The options are endless, and like many a Millennial before her facing a decision, the first action item is an internet search. The problem? Major financial services companies aren’t putting relevant content out there, and what she finds doesn’t seem to meet her needs. At one company’s landing page about inheritances, she’s turned off by the inaccessible language. The traditional marketing she gets from the industry, including TV ads, tend to focus on rates and investment options and don’t resonate with her lifestyle. Stymied by the big firms, she instead polls her social media network for a local recommendation. She chooses a small company with a reputation for its personal touch.
For large financial services firms, this is a big missed opportunity. As Baby Boomers retire and grow older, scenarios like the above will become more frequent.
CNBC reported that Baby Boomers, the “biggest and wealthiest generation in US. history,” will transfer about $30 trillion in assets to Generation X and Millennial children in the coming years. What’s more, studies show that most of these children will change financial advisers—meaning the big financial firms have a lot to lose once these assets are transferred.
Given the big money in play, you’d think financial firms would be farther along at attracting the Millennial set. But as many Millennials have already figured out, that’s not necessarily the case.
Part of the reason financial firms have been slow to respond to the coming wealth transfer is, well, financial. Firms lean on individuals with high net worth (aka Boomers) to pay the bills now, which makes expending resources on attracting lower-net-worth individuals (aka Millennials) less desirable, at least in the short term.

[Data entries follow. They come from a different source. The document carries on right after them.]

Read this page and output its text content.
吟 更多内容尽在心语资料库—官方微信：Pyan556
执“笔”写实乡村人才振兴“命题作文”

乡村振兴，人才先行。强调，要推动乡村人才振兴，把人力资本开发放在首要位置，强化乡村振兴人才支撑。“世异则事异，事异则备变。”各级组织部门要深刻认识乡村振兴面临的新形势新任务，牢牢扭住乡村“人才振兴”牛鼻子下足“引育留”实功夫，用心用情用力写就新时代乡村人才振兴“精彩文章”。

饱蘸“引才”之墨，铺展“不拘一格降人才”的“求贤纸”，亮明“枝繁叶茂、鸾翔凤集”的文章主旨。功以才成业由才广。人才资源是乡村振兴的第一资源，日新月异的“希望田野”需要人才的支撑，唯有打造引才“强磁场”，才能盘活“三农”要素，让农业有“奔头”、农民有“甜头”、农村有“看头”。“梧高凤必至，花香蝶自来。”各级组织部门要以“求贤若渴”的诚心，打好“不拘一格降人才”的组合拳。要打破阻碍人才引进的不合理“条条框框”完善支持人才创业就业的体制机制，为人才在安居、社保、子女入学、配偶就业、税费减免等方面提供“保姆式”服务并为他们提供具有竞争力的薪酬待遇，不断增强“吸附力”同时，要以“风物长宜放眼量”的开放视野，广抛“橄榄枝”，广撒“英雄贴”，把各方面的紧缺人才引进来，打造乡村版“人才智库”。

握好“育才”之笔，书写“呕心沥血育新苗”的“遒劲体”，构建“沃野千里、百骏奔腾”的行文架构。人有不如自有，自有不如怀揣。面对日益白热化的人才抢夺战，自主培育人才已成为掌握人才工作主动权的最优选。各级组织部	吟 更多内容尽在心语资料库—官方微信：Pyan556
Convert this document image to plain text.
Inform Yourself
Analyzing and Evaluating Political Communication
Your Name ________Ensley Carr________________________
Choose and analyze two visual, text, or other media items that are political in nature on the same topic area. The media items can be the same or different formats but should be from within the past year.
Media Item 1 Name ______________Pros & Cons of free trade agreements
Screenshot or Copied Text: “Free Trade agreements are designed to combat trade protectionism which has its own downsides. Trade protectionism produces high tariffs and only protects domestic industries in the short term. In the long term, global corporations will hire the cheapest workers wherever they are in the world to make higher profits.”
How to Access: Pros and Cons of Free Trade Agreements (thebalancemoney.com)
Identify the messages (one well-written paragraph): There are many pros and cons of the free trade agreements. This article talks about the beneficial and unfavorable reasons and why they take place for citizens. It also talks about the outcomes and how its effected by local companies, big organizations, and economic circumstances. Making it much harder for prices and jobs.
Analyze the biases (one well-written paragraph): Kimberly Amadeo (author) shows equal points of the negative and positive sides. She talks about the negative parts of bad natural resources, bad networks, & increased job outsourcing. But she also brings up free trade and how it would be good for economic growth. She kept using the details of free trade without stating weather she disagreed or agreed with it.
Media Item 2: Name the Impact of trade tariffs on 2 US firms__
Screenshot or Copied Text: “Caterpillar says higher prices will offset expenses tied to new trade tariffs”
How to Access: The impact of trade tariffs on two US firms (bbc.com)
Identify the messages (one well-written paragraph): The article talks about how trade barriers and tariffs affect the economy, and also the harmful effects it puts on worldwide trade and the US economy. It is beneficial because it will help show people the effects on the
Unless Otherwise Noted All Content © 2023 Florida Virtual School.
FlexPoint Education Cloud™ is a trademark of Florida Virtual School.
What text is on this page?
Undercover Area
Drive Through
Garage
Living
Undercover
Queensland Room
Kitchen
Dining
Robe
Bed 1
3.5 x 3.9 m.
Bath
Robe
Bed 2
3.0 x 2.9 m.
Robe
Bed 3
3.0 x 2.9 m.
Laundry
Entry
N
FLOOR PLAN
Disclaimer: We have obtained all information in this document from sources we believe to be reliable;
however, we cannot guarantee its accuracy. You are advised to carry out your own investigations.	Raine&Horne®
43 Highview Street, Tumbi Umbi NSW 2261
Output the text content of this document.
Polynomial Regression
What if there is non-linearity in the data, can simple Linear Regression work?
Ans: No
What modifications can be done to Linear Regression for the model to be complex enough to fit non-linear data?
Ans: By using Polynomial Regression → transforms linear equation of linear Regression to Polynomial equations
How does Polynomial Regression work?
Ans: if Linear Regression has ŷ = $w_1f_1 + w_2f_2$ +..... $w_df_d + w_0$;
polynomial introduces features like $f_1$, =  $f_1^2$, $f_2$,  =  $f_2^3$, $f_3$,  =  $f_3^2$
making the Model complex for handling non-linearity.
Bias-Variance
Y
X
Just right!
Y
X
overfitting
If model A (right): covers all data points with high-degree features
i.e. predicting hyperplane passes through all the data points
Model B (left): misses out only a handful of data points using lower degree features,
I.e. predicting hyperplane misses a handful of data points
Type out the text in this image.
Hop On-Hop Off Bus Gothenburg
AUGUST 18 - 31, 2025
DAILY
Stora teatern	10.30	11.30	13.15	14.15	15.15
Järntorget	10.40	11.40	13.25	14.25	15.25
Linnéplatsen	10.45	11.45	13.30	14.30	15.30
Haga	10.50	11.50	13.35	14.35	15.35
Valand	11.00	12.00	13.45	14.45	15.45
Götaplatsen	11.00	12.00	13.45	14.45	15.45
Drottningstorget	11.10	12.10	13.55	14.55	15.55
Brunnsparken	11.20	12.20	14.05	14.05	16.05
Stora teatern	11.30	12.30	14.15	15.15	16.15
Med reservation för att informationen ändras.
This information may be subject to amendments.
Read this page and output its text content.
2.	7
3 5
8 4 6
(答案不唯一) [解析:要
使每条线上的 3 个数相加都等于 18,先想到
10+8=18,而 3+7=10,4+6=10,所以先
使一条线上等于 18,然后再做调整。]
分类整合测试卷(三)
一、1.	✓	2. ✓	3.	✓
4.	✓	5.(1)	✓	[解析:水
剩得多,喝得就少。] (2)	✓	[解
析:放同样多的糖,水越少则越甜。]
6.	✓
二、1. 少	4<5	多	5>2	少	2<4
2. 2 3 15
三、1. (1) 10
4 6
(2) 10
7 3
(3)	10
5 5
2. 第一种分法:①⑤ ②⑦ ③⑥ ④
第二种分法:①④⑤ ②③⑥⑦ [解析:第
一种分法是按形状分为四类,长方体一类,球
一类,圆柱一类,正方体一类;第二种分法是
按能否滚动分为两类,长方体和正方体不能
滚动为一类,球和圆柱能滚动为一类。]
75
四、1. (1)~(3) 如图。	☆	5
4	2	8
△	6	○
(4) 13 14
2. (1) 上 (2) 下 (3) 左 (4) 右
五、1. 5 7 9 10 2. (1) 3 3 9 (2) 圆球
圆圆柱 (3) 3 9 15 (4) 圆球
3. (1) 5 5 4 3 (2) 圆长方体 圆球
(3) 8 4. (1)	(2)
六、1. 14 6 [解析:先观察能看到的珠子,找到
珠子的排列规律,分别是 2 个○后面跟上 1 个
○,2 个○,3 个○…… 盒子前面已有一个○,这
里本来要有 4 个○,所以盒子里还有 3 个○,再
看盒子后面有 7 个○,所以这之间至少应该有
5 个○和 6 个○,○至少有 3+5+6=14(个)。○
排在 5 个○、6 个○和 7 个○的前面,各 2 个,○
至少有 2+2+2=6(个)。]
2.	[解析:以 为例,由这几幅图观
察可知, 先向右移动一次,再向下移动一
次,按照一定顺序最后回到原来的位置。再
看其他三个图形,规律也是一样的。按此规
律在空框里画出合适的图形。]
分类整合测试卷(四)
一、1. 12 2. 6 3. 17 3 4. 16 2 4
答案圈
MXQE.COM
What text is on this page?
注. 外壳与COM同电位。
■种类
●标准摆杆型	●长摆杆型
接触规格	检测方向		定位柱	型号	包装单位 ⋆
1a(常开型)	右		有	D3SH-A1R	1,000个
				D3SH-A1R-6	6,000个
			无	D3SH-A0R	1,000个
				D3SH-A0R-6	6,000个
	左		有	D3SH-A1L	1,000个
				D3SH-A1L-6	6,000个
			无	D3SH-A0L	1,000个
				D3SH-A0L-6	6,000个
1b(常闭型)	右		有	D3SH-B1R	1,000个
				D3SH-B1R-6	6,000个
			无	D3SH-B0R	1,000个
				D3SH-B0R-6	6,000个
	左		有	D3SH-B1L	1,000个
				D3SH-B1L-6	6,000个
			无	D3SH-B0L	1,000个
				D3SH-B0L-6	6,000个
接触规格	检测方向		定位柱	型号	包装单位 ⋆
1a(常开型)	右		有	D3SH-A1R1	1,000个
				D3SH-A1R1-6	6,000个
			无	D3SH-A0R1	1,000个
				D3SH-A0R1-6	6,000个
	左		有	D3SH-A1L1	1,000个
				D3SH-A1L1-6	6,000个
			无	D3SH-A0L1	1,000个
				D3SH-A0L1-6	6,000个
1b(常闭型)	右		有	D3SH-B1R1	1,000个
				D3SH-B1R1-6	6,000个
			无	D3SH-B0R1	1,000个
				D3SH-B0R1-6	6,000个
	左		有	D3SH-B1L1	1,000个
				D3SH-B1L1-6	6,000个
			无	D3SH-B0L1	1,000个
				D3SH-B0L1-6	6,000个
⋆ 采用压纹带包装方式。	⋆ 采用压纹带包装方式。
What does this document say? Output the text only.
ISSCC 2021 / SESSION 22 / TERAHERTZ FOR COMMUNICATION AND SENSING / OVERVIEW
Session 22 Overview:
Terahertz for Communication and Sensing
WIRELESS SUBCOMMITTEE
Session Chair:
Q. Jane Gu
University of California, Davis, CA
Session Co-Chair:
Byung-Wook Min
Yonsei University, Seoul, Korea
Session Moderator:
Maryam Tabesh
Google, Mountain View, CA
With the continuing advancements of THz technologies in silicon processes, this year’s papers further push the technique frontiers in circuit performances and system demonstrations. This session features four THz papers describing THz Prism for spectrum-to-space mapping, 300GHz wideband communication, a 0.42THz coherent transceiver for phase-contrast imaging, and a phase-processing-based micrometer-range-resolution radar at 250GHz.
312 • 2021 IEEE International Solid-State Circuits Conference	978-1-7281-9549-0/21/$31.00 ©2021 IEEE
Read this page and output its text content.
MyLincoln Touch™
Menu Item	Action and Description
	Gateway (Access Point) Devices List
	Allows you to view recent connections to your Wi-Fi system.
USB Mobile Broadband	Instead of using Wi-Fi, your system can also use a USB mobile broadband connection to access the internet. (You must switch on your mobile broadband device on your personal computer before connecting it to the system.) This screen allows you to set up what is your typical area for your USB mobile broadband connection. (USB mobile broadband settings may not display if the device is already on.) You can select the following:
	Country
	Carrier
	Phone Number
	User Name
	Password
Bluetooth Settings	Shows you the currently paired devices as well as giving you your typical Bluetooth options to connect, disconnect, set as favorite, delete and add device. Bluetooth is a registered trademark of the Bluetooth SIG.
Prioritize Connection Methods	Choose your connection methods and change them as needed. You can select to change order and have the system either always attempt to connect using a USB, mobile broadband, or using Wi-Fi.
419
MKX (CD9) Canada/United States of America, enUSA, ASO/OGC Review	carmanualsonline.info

“There’s a perception in the industry that to be successful, you can only work with people who have at least $1 million in assets,” Peter Mallouk, CEO of Creative Planning, told CNBC. “But if you don’t work with the next generation, someone else will.”
As Baby Boomers pass down their wealth to younger generations, financial services firms will be under pressure to compete for this age group. But engaging with Millennials means rethinking how to deliver services and experiences, especially in the digital paradigm.
Enter content marketing. A well-planned content marketing strategy can help financial firms engage with digital native Millennials, reeling in the next generation of clients.
The problem for financial firms isn’t necessarily a lack of content. Rather, the issue is that these content resources aren’t tailored to Millennial audiences. The coming great wealth transfer calls for a content market strategy geared specifically toward the needs and wants of Millennials, speaking their language and providing content that educates and entertains on their schedules.
Schwab, for example, has a number of pages dedicated to “life events” (inheritance is one). But the language on the page seems a bit lofty. Schwab offers financial advisors that can help “assess your current assets and liabilities” and “adjust your long-term financial strategy” following a windfall. The language might be daunting to a Millennial who is only just now starting to accrue wealth through his career and has suddenly received an inheritance. Using language that meets him where he’s at in his financial journey would be a good start. Other digital access, like video, might be even better; throw in a bit of unexpected humor for some extra Millennial points.
Millennials aren’t a monolithic group, however. Women, men, married, single, kids, no kids—these are factors that shift what a Millennial is looking for in a financial adviser or firm, and the content marketing strategy should reflect these different audiences. Financial firms need to curate digital content that helps Millennials—in all their diversity—make informed financial decisions.
Social media should be a key part of this content strategy. According to DataMentors, affluent Millennials are twice as likely to use social platforms to learn about financial investments and decisions. Millennials are great givers and takers of advice, so content that’s easily shareable and digestible can earn Millennial attention and spark them to pass it on.
According to the American Marketing Association, 45 percent of Millennials are looking for resources to help them navigate a financial situation. Still, 37 percent say there are few online resources to help them become educated on financial topics. Financial firms need to fill this gap with great content that understands Millennial needs and wants.
Millennials will have a lot of financial choices to make one day soon. Firms need to make sure they’re speaking to them in the right way when that time comes.